Time Out

and God blessed the seventh day and declared it holy  Genesis 2:3

Holy – God declares holy a separated time, not a special place.  Let that sink in for a moment.  The first use of the Hebrew qadash (holy) in Scripture is about time.  Every other ancient cosmology operates with some declaration of sacred space, but not here.  What God makes holy is a period of time in the repeated cycle of life.  Every seventh day is holy to Him.

Do we affirm God’s declaration of a sacred time?  You would be hard pressed to answer “Yes.”  Our landscape is littered with sacred places.  We call them churches or temples or cathedrals.  God calls them nothing special at all.  They are not holy places because God has no holy places.  He has a holy time (which most of us simply ignore).  God’s creative act establishes His absolute sovereignty over all space.  Now He declares His sovereignty over time.  If you read carefully, you will notice that the concluding formula for every other act of creation, namely, the numbering of the day, is absent here.  The Scriptures do not say, “and it was evening and morning, day seven.”  What they do say is that God declared this time, the only day with a proper name, a sacred time set apart for Him alone.

Did human beings establish this day of worship and rest?  Absolutely not!  God set aside this day and it remains His Sabbath even if no human being on earth honors it.  It is designed to put a stop in the midst of creative activity.  It is a time out from labor in order that all who observe it will recognize one of the deepest attributes of God.  This time out hallows the God who is at rest in Himself.  In it we find His tranquility and peace expressed in our created existence.  He declares it so.

The ancient cosmologies move in the opposite direction.  They push us toward sacred spaces, places where men encounter the gods.  Pagan religions all have their holy hilltops or blessed grottos.  They erect temples or shrines where spirits trod.  God pushes all that nonsense off the table.  There is no place where He is not present.  It all belongs to Him.  St. Mark’s is no more sacred than the gutter on Skid Road.  But every seventh day something inviolable arrives no matter where we happen to be.  Every seventh day every man and woman in the world confronts God’s declaration of rest.  The Sabbath is everywhere at once.
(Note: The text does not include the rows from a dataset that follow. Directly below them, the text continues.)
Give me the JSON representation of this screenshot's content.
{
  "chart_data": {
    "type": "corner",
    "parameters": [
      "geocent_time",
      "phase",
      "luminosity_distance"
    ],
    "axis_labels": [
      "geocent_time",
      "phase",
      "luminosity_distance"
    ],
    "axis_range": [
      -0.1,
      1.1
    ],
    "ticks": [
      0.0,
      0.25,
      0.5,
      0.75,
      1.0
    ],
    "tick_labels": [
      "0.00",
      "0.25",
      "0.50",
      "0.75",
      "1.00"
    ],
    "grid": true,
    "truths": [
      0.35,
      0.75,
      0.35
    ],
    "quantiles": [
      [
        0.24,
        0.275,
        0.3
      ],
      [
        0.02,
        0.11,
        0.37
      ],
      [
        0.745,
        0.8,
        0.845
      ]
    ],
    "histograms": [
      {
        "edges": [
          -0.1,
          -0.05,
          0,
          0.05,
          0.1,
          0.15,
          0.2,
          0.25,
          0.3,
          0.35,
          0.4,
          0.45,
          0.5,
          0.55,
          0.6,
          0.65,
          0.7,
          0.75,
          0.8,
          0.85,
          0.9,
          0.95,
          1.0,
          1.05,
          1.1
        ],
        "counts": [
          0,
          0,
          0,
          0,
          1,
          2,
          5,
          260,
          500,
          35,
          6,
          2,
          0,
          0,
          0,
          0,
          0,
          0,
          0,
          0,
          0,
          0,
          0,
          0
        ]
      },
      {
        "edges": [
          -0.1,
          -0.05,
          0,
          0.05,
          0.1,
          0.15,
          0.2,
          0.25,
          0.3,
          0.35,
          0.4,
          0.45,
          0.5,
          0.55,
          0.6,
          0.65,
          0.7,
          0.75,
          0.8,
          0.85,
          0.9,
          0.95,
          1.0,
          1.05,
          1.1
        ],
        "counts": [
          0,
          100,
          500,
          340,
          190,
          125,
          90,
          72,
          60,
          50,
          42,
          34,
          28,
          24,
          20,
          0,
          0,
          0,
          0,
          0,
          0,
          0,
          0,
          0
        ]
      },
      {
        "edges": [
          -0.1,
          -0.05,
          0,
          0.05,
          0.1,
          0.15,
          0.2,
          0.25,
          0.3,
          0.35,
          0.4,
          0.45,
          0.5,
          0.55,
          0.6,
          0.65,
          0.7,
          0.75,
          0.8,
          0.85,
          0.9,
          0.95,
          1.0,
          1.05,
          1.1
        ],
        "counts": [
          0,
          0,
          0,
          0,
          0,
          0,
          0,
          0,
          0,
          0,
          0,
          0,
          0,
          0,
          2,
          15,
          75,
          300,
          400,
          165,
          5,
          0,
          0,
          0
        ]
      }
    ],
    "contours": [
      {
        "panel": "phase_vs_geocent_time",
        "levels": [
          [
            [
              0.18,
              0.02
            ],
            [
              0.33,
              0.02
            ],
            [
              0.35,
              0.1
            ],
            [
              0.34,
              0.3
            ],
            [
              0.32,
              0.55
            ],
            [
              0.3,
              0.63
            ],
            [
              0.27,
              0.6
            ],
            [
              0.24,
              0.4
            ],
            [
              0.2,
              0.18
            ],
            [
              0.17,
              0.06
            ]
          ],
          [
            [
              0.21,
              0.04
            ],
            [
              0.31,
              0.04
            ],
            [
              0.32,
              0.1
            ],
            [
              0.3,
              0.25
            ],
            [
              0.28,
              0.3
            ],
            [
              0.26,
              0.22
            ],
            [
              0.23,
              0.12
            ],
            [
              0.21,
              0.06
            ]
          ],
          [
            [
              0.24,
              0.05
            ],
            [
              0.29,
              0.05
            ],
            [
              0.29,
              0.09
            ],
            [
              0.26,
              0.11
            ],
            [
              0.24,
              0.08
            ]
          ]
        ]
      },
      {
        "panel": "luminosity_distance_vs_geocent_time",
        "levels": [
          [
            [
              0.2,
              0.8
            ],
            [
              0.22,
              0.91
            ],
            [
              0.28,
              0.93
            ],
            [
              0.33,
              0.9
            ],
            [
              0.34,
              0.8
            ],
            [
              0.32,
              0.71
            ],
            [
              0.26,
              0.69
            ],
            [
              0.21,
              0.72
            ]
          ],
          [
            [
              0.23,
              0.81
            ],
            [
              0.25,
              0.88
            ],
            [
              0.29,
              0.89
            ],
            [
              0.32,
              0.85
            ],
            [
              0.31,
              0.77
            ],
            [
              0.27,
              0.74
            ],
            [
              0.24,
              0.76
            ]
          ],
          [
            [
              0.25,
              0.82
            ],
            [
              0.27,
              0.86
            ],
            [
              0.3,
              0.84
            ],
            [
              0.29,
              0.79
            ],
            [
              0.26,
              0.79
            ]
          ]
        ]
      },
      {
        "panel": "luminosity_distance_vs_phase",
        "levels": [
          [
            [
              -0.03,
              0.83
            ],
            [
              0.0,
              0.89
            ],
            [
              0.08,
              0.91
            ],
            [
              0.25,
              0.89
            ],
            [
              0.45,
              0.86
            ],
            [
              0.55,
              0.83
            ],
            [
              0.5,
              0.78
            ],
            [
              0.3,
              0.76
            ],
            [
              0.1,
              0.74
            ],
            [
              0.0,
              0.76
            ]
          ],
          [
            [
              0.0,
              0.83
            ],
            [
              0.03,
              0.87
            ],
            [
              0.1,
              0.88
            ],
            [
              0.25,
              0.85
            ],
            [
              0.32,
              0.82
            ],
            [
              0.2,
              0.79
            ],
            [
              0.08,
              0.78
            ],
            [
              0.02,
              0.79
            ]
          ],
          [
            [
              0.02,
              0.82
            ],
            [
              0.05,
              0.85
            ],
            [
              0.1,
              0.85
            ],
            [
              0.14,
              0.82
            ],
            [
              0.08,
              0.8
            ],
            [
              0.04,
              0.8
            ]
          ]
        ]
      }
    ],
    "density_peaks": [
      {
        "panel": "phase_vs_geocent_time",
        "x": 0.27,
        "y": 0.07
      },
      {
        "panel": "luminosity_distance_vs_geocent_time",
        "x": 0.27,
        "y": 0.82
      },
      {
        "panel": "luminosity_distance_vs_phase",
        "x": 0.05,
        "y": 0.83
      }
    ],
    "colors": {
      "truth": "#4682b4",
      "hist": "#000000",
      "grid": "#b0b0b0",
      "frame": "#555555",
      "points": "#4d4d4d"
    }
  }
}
Perhaps we need to rethink our ideas of sacred.  Perhaps God makes sacred what we have no control over at all.  No man delays the coming of Sabbath.  No man controls it.  You can’t fence it in, build around it or occupy it.  You don’t come to the Sabbath.  It comes to you.  It is just slightly beyond us, but it is never more than six days away.  Perhaps our lack of control over the seventh day is precisely what we need to remember.  We participate in something important to God.  We do not own it.  We do not control it.  We do not contain it.  But we can honor it.